Having spent a glorious afternoon with half of Montpellier and NG on the beach at le Petit Travers, I came back to examine an English translation of the Verchant (hotel & domaine) website. Considering that this was done by a reputable, professional, probably highly expensive company I was frankly appalled.

Have you ever described any building as a 'venerable residence' (demeure antique)? If you read that rooms had 'safe and heated flooring and mirrors' would you realise that the word 'safe' had nothing to do with the flooring and everything to do with a locked box you put valuables in to keep them 'safe'? Just two examples and those alone should cancel any hope the translation office have of receiving full payment for their efforts.

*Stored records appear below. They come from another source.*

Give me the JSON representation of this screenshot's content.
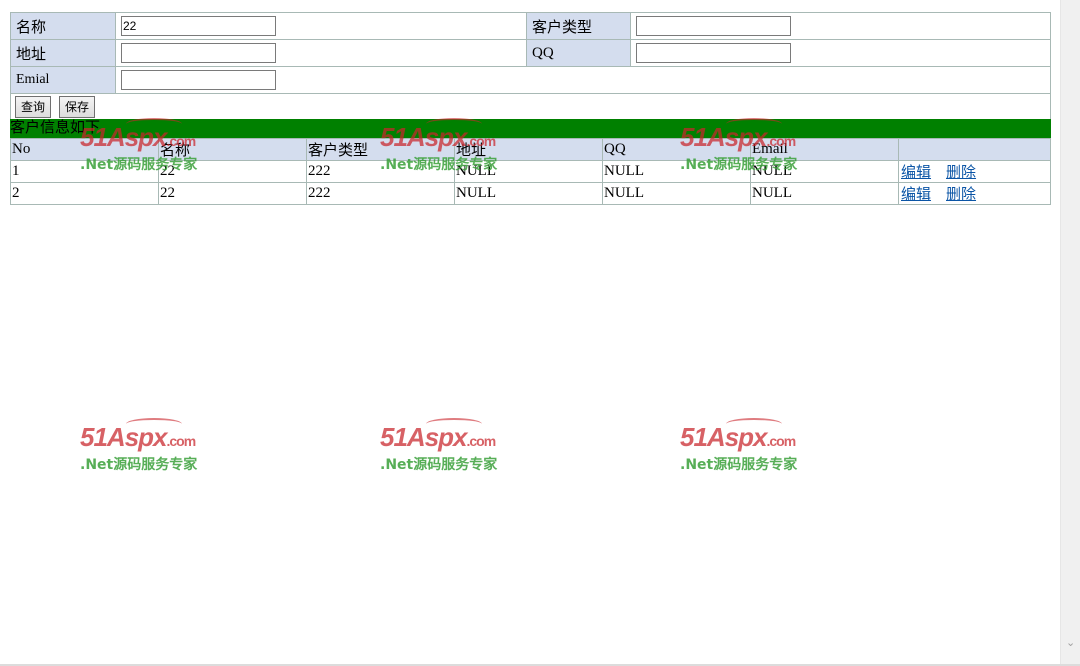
{
  "form": {
    "name_label": "名称",
    "name_value": "22",
    "type_label": "客户类型",
    "type_value": "",
    "address_label": "地址",
    "address_value": "",
    "qq_label": "QQ",
    "qq_value": "",
    "email_label": "Emial",
    "email_value": "",
    "query_button": "查询",
    "save_button": "保存"
  },
  "section_title": "客户信息如下",
  "grid": {
    "headers": [
      "No",
      "名称",
      "客户类型",
      "地址",
      "QQ",
      "Email",
      ""
    ],
    "rows": [
      {
        "no": "1",
        "name": "22",
        "type": "222",
        "address": "NULL",
        "qq": "NULL",
        "email": "NULL",
        "edit": "编辑",
        "delete": "删除"
      },
      {
        "no": "2",
        "name": "22",
        "type": "222",
        "address": "NULL",
        "qq": "NULL",
        "email": "NULL",
        "edit": "编辑",
        "delete": "删除"
      }
    ]
  },
  "watermark": {
    "logo": "51Aspx",
    "domain": ".com",
    "tagline": ".Net源码服务专家"
  },
  "colors": {
    "label_bg": "#d4ddee",
    "title_bar": "#008000",
    "link": "#0b55a6"
  }
}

It reads reasonably well for the most part but is just clumsy if you know what I mean. A bit sloppy too with commas missed or inappropriately placed. Considering that the text describes a 5-star hotel, you would expect impeccable English and an elegant turn of phrase. Not some translation taken from a dictionary without a passing glance at nuance or poetry.

Talking of nuance and poetry, I've joined a writer's website, WriteWords, a site which was recommended to me by Keris who was in turn recommended by Craig McGinty of This French Life. I have joined the Chick Lit group and am keen to see what I can add, and any advice the members may be able to dish out. I suppose I need to get hold of an agent first and foremost - one who can bang publishers over nose and get stuff published (as it were)!

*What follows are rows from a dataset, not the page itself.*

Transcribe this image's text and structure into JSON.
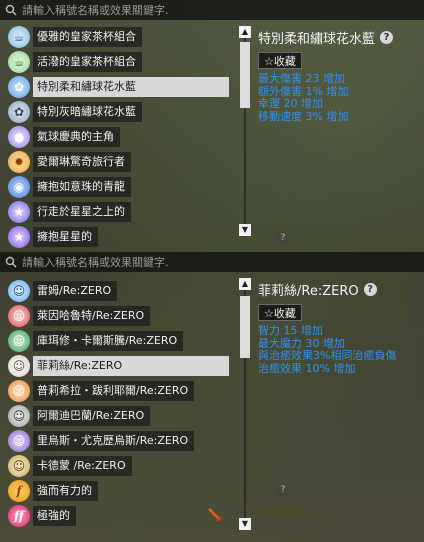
{
  "panel1": {
    "search_placeholder": "請輸入稱號名稱或效果關鍵字.",
    "items": [
      {
        "label": "優雅的皇家茶杯組合",
        "icon": "teacup-icon",
        "color": "#7fb2d8"
      },
      {
        "label": "活潑的皇家茶杯組合",
        "icon": "teacup-icon",
        "color": "#8fd08a"
      },
      {
        "label": "特別柔和繡球花水藍",
        "icon": "hydrangea-blue-icon",
        "color": "#5aa0e8"
      },
      {
        "label": "特別灰暗繡球花水藍",
        "icon": "hydrangea-gray-icon",
        "color": "#8aa4c8"
      },
      {
        "label": "氣球慶典的主角",
        "icon": "balloon-icon",
        "color": "#9a7de8"
      },
      {
        "label": "愛爾琳驚奇旅行者",
        "icon": "sun-icon",
        "color": "#e8a23a"
      },
      {
        "label": "擁抱如意珠的青龍",
        "icon": "dragon-orb-icon",
        "color": "#4a7fd8"
      },
      {
        "label": "行走於星星之上的",
        "icon": "star-orb-icon",
        "color": "#5a6ae8"
      },
      {
        "label": "擁抱星星的",
        "icon": "star-orb-icon",
        "color": "#7a5ae8"
      }
    ],
    "selected_index": 2,
    "detail": {
      "title": "特別柔和繡球花水藍",
      "fav": "☆收藏",
      "stats": [
        "最大傷害 23 增加",
        "額外傷害 1% 增加",
        "幸運 20 增加",
        "移動速度 3% 增加"
      ]
    }
  },
  "panel2": {
    "search_placeholder": "請輸入稱號名稱或效果關鍵字.",
    "items": [
      {
        "label": "雷姆/Re:ZERO",
        "icon": "rem-avatar-icon",
        "color": "#5aa8e8"
      },
      {
        "label": "萊因哈魯特/Re:ZERO",
        "icon": "reinhard-avatar-icon",
        "color": "#d84a4a"
      },
      {
        "label": "庫珥修・卡爾斯騰/Re:ZERO",
        "icon": "crusch-avatar-icon",
        "color": "#3a9a5a"
      },
      {
        "label": "菲莉絲/Re:ZERO",
        "icon": "felix-avatar-icon",
        "color": "#d8d0c0"
      },
      {
        "label": "普莉希拉・跋利耶爾/Re:ZERO",
        "icon": "priscilla-avatar-icon",
        "color": "#e88a3a"
      },
      {
        "label": "阿爾迪巴蘭/Re:ZERO",
        "icon": "al-avatar-icon",
        "color": "#c8c8c8"
      },
      {
        "label": "里烏斯・尤克歷烏斯/Re:ZERO",
        "icon": "julius-avatar-icon",
        "color": "#8a6ac8"
      },
      {
        "label": "卡德蒙 /Re:ZERO",
        "icon": "kadomon-avatar-icon",
        "color": "#c8a85a"
      },
      {
        "label": "強而有力的",
        "icon": "strength-icon",
        "color": "#e89a1a"
      },
      {
        "label": "極強的",
        "icon": "strength-icon",
        "color": "#d82a6a"
      }
    ],
    "selected_index": 3,
    "detail": {
      "title": "菲莉絲/Re:ZERO",
      "fav": "☆收藏",
      "stats": [
        "智力 15 增加",
        "最大魔力 30 增加",
        "與治癒效果3%相同治癒負傷",
        "治癒效果 10% 增加"
      ]
    }
  },
  "scroll_up": "▲",
  "scroll_down": "▼",
  "help": "?"
}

If I can get some sort of feeling that things are moving, I may be able to get to grips with book number 2, or at least feel inspired to do the research for it. I'll be investigating five gripping events in history across the continents. Battles, uprisings, revolutions. Just five - should be quite exciting to do!

... a space to watch...


  1. Hrrrmmmphhhhhhh, the Version Anglaise of Verchant is not publically available yet, I see. Maybe it's being re-tooled. However, I shall never, ever, link to that URL again. A site that grabs the edges of my browser and stretches them to 1200 pixel width is THE DEVIL!!

  2. You're right, the English version is not yet available online. I was asked to check what the company had done. Verdict : not impressed.

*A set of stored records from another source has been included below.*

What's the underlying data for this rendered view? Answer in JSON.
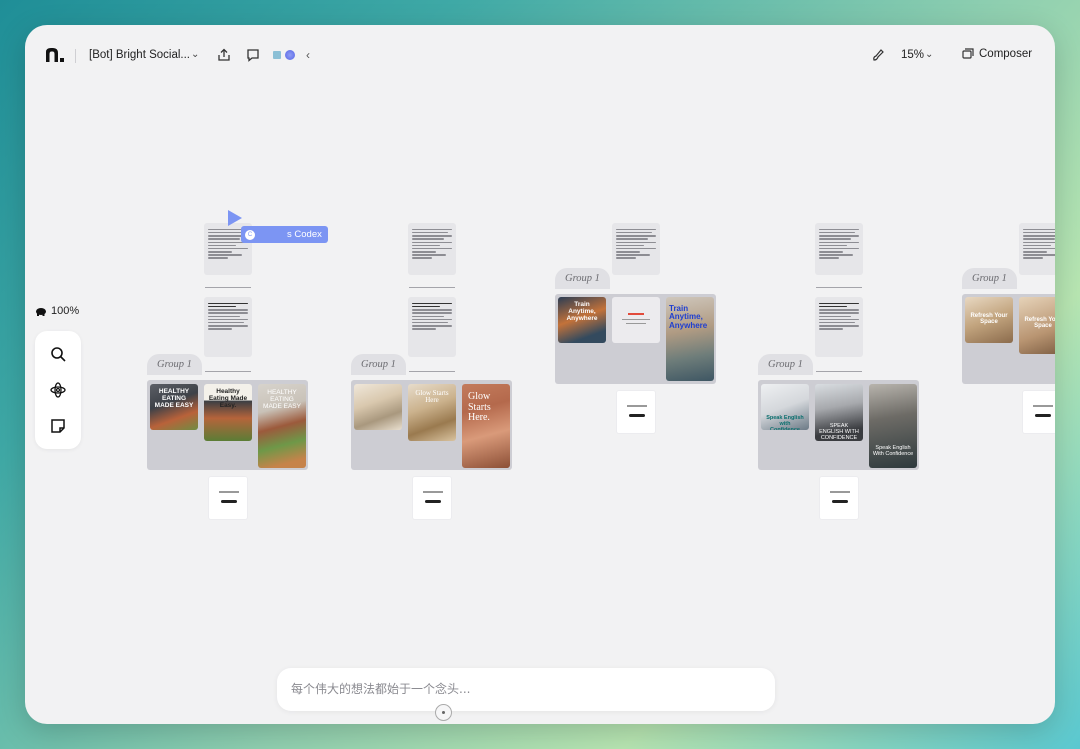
{
  "app": {
    "title": "[Bot] Bright Social...",
    "zoom": "15%",
    "composer_label": "Composer"
  },
  "left_toolbar": {
    "zoom_percent": "100%",
    "tools": [
      "search-icon",
      "component-icon",
      "sticky-note-icon"
    ]
  },
  "collaborator": {
    "name_tag": "s Codex",
    "initial": "C",
    "color": "#7c95f3"
  },
  "canvas": {
    "groups": [
      {
        "label": "Group 1",
        "cards": [
          "HEALTHY EATING MADE EASY",
          "Healthy Eating Made Easy.",
          "HEALTHY EATING MADE EASY"
        ]
      },
      {
        "label": "Group 1",
        "cards": [
          "",
          "Glow Starts Here",
          "Glow Starts Here."
        ]
      },
      {
        "label": "Group 1",
        "cards": [
          "Train Anytime, Anywhere",
          "",
          "Train Anytime, Anywhere"
        ]
      },
      {
        "label": "Group 1",
        "cards": [
          "Speak English with Confidence",
          "SPEAK ENGLISH WITH CONFIDENCE",
          "Speak English With Confidence"
        ]
      },
      {
        "label": "Group 1",
        "cards": [
          "Refresh Your Space",
          "Refresh Your Space"
        ]
      }
    ]
  },
  "chat": {
    "placeholder": "每个伟大的想法都始于一个念头..."
  },
  "colors": {
    "accent": "#7c95f3",
    "window_bg": "#f2f2f3",
    "group_box": "#cdcdd3"
  }
}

    I don't have any problems with my browser...

  3. Don't even get me started on Swissglish.

    All those long years I spent correcting reports. 'On the backside, you will find a full list of references'. Gosh, really ?

    And as for that website, expat is right.

    Stretch the page. All that gratuitous use of Flash. Autoplay music as well. Aaaaarrrrgggghhhh.

    I'm not sure why 'continental' websites (if I can use that phrase) are so darned keen to impress with all that crazy over-technical stuff. It puts you off the hotel completely.

    Still, it's probably worth a commended listing on Web Pages That Suck. And that's surely a notable achievement in itself.

    Fortunately, it's not yet quite as bad in the same league as The World Glaucoma Association - an old and much loved favourite - and exactly like a Monty Python sketch.


  4. The thing does indeed stretch FireFox across your whole screen - this is normally considered a Mac'ism, but is now done on PCs too.

    The unfortunate thing is that they take the whole height and width and then check for the amount to strip off the bottom for the task bar. This is fine, but a task bar in Windows can be up the side instead (as mine is), so there's about two inches vanished !

    Still, you can resize it, which is good. I would have used some other pictures (one features a somewhat withered bush in a lawn that appears at first glance to be a large and ferocious arachnoid rushing the camera !), and I would have made the weather "live" for the coming week as well as average.